In my undergraduate years, I took a class with an arrogant, pseudo-famous professor whose main bag was analyzing popular culture through an array of cultural and academic lenses. He made lofty theories about gender roles and gender identity in the Dallas opening credits and posited that Cheers was rooted in Greek mythology. I often balked at these theories, partly due to the over-the-top, self-serious manner in which they were delivered, but also because these theories regularly eschewed the meatier (at least, according to me) emotional qualities of television and film.
Now, as a nearly-finished graduate student, I’m not necessarily wiser but maybe more interested in theories like this. They can be fun at times, peeling back the layers of something like that “Call Me Maybe” song (apologies if I’ve now jammed that track into your skull for the day). Still, there is one theory my old professor proposed I refuse to get on board with.
The theory of which I speak has to do with Fast Times at Ridgemont High, arguably one of the greatest American teen films of all time. The idea he proposed was this: Fast Times at Ridgemont High, underneath the fertile topsoil of teenage romance and angst, is a political battle, pitting Thomas Jefferson’s ideas on democracy against Alexander Hamilton’s Federalist Party all through the mouth pieces of Jeff Spicoli (Jefferson. Get it? Woof), and Brad Hamliton (Ahem).
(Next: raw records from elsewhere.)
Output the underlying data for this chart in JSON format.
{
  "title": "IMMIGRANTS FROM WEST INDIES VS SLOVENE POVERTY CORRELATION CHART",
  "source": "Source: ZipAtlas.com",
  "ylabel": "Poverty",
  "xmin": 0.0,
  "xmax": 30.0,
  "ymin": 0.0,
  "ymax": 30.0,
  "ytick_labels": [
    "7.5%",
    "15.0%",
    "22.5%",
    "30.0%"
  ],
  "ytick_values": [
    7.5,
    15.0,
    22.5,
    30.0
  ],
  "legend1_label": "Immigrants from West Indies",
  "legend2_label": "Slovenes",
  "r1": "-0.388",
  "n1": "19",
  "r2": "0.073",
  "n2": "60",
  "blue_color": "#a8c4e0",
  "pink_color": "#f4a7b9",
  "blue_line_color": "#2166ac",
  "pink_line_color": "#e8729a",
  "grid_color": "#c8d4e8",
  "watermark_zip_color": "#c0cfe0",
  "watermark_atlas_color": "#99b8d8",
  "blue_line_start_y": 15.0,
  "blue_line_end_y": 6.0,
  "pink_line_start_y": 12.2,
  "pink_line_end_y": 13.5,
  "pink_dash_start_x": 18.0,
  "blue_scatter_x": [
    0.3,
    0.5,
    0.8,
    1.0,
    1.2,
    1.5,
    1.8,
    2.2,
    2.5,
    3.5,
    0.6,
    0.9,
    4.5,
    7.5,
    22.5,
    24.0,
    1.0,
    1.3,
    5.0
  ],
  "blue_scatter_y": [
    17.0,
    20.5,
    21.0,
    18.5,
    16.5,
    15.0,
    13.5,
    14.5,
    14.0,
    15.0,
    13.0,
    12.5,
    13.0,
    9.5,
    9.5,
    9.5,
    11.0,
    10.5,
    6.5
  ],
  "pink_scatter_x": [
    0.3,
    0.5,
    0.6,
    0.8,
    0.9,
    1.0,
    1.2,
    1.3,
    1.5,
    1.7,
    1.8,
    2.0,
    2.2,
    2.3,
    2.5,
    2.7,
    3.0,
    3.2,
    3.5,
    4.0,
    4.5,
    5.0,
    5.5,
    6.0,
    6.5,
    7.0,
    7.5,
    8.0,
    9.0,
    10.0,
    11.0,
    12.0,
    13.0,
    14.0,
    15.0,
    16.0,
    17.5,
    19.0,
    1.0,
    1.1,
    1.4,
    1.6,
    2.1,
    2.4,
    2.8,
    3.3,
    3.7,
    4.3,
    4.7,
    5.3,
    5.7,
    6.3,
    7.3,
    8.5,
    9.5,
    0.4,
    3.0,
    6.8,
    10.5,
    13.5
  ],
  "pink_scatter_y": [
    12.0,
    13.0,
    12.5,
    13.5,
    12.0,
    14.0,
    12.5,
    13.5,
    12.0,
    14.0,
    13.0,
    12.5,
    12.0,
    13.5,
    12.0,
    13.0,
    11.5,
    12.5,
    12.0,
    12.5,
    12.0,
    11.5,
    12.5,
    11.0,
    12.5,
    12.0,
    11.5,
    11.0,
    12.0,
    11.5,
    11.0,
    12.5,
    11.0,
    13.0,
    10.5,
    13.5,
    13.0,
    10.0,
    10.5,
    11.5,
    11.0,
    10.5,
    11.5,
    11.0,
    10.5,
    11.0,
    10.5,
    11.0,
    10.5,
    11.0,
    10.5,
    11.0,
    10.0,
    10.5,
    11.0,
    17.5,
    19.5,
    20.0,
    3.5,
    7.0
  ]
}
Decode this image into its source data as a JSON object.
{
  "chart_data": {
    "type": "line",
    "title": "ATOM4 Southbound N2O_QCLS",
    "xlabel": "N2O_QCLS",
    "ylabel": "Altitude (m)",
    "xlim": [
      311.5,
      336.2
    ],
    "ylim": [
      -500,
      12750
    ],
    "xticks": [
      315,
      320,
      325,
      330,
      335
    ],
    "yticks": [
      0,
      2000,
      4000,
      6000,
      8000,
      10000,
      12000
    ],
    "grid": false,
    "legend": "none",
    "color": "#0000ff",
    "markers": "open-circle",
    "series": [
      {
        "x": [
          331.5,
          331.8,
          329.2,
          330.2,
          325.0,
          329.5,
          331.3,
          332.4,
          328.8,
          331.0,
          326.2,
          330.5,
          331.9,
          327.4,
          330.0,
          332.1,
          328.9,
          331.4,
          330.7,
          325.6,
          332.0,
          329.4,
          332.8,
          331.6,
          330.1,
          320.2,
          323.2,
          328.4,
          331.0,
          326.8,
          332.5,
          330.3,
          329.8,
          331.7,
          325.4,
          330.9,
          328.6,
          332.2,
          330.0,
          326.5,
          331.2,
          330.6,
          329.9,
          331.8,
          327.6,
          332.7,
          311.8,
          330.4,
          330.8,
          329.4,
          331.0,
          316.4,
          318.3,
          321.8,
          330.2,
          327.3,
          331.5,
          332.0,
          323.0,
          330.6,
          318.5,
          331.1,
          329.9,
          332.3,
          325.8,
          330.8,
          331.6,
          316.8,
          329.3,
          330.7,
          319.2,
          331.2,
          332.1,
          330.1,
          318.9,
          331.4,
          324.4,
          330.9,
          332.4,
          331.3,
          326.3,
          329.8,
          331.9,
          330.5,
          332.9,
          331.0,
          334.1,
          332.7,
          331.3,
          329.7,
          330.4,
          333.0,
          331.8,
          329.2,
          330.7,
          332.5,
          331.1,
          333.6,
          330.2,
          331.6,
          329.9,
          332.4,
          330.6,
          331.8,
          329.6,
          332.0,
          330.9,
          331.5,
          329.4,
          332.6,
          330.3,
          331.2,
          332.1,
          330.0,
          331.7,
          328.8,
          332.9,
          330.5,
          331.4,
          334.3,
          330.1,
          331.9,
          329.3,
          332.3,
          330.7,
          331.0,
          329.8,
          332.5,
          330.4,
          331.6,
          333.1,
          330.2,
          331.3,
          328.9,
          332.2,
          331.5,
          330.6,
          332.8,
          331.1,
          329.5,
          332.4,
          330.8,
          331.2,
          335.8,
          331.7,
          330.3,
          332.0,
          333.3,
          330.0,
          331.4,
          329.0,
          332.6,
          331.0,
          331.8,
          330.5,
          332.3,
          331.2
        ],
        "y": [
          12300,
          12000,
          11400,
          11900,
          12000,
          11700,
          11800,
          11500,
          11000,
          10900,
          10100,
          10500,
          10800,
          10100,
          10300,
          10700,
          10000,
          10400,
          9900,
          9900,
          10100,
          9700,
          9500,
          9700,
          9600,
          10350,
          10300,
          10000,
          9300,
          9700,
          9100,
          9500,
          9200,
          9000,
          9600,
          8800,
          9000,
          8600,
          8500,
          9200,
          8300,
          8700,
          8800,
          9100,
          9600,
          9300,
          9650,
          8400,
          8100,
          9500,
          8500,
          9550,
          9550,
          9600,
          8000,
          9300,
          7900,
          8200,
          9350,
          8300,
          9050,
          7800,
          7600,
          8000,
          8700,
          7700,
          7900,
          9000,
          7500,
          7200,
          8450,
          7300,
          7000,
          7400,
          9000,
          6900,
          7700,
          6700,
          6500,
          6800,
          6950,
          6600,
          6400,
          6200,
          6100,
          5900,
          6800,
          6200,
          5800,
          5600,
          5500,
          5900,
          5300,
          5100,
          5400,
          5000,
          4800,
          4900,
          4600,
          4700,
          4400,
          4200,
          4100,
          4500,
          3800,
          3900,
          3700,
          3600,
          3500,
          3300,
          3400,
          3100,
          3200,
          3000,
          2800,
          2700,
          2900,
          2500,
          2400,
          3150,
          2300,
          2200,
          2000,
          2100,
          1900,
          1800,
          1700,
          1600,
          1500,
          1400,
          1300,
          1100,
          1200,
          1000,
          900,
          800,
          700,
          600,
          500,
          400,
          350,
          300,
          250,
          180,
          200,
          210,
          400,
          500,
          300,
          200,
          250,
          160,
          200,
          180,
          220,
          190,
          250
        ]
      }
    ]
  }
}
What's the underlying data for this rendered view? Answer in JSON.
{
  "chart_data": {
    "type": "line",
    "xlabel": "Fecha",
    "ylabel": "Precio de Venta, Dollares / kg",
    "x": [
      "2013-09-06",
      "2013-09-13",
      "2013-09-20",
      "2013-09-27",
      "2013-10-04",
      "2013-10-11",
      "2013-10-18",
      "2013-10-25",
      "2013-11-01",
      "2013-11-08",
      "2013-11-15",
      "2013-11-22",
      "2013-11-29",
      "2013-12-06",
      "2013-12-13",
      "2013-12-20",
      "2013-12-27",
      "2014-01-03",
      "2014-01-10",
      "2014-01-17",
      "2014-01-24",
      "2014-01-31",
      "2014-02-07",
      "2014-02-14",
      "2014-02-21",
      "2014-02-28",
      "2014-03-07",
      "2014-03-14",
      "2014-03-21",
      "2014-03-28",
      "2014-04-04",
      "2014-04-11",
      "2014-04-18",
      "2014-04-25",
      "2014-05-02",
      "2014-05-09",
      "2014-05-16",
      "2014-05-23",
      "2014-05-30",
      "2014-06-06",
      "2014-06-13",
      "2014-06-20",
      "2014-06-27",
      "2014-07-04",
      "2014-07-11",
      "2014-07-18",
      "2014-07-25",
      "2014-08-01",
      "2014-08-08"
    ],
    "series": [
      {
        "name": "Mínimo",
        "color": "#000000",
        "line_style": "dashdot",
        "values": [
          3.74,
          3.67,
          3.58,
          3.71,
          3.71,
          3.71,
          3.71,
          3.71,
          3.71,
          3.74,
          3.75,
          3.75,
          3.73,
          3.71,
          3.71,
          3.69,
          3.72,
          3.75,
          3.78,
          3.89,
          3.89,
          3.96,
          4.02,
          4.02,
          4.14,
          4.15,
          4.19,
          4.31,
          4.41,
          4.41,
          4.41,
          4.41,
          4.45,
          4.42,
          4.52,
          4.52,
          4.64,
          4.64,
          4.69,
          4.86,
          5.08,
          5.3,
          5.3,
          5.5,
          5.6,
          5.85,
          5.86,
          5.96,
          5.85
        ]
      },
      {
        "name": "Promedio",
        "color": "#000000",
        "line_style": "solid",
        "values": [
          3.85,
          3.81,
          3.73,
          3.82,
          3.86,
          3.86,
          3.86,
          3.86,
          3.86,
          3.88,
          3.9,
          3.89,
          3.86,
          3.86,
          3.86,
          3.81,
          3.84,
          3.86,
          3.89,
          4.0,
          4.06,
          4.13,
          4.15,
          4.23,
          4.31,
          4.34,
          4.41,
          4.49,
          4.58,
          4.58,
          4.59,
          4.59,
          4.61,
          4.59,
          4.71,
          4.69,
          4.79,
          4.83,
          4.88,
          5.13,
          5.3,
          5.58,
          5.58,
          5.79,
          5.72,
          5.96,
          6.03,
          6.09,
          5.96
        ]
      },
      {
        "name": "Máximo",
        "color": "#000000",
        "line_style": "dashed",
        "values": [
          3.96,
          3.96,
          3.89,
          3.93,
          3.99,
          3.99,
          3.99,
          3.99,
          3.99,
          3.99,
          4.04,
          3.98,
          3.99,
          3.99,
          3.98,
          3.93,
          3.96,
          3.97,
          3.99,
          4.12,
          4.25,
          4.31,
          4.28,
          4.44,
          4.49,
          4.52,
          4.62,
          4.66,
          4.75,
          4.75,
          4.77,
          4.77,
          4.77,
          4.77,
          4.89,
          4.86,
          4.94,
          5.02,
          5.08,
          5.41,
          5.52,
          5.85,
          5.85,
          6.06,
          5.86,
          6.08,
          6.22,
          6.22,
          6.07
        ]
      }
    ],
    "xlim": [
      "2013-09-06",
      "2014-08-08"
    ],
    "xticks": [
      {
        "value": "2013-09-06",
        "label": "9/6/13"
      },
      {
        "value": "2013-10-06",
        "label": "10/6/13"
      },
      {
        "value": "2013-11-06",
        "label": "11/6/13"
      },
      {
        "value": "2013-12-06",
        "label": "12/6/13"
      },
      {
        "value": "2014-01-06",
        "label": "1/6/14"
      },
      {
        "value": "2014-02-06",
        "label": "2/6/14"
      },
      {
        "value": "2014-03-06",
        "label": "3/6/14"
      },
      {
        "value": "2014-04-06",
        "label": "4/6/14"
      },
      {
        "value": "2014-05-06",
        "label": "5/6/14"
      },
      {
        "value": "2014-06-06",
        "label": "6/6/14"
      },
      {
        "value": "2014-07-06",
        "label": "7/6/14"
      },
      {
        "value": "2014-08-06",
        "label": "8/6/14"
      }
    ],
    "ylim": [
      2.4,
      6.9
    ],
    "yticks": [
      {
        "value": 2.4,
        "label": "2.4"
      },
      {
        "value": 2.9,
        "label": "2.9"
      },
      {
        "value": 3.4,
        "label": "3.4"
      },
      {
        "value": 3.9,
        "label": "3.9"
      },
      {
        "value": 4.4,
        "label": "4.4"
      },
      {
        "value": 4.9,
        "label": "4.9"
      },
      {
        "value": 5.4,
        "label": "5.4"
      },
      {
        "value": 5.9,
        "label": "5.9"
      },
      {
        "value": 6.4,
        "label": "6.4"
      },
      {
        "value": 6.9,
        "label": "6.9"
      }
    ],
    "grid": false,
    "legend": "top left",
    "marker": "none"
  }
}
The Jeffersonian side, of course, fought for the purity of democracy with a focus on farmers and the working class, whereas Hamilton’s idea of a more perfect union is often regarded as the movement that laid down the foundation for what we now know as conservatism, despite Hamilton’s call for a national bank. And so, taking these ideas into consideration, my old professor felt that Spicoli, the joint-toking free-spirit was the modern-day representation of Jefferson’s ideals, while Brad Hamilton, the fast-food manager, always understanding the value of a dollar, was a mouthpiece for Federalism. Ultimately though, this is just a little too cute for me, a little too neat.
It wasn’t until I watched the second episode of Fast Times, the 1986 CBS television series based off the film, that I was able to invent a theory of my own. It was an Occam’s razor moment: Fast Times, simply, is a wonderful examination on boredom, what we do with time and what makes for “valuable” uses of time. Specifically, this idea is brought to the forefront on the TV series via the second episode’s B-story. The A-story is that of a love triangle between Stacy Hamilton, Mark Ratner and Mike Damone, played by -- wait for it -- Patrick-Fucking-Dempsey (more Dirtbag than Dreamy here, though). It turns out that the “B” story is the more compelling, heartwarming piece of the show, a battle of sorts between Jeff Spicoli and the fairly humorless Mr. Hand. This plotline, on the surface, is pretty flimsy and shoehorned in, I feel, just to fill the 24 minutes. However, its ultimate function packs more power than it may have intended to.
Basically, Spicoli is on a mission to get Hand to laugh, even the slightest amount. Spicoli is adamant that every human being has to laugh, has to take life a little less seriously, much like the Sean Penn film version. And, so, Spicoli makes several attempts to force a laugh out of Mr. Hand, who believes that showing that side of himself to students is to show weakness. After two failed attempts, Spicoli slumps into his chair, crestfallen that his orchestrations were unsuccessful. He realizes he doesn't have the textbook needed for the days lesson and Hand hands (Ha, Ha, Goldman) him the desk copy to borrow and upon opening the book, snakes fly out and hit Spicoli in the face. It’s all pretty cheesy and saccharine but still, there’s something about the singular pursuit of making an old codger like Hand laugh that warmed my heart. It’s a small, dumb moment, but a moment that has greater implications on the ways in which we choose to spend our time. Spicoli, seemingly bored and directionless, focuses his energies on making an old man laugh, presumably because he peered temporarily into his future and was terrified at the prospect of becoming crotchety and humorless. And, so, if he could just get a rise out of the dude, he could squash that notion while also performing a decently human act in the process.
The show never truly delivers on the same kinds of laughs the film provided, and that’s due partially due the constraints of the form and partially due to the absence of heavy-hitters like Penn and Judge Reinhold. Still, the performances are solid, especially Dempsey’s, doing a fine job of portraying the slimy, fast-talking Ratner.
And so, while my theory isn’t nearly as academic and layered as my professor’s, I still like it a whole lot better. Because, come on, really? That’s my best argument. My best argument is “Really, bro?” Mainly because, much like Jeff Spicoli, during the vast majority of that class, I was probably high.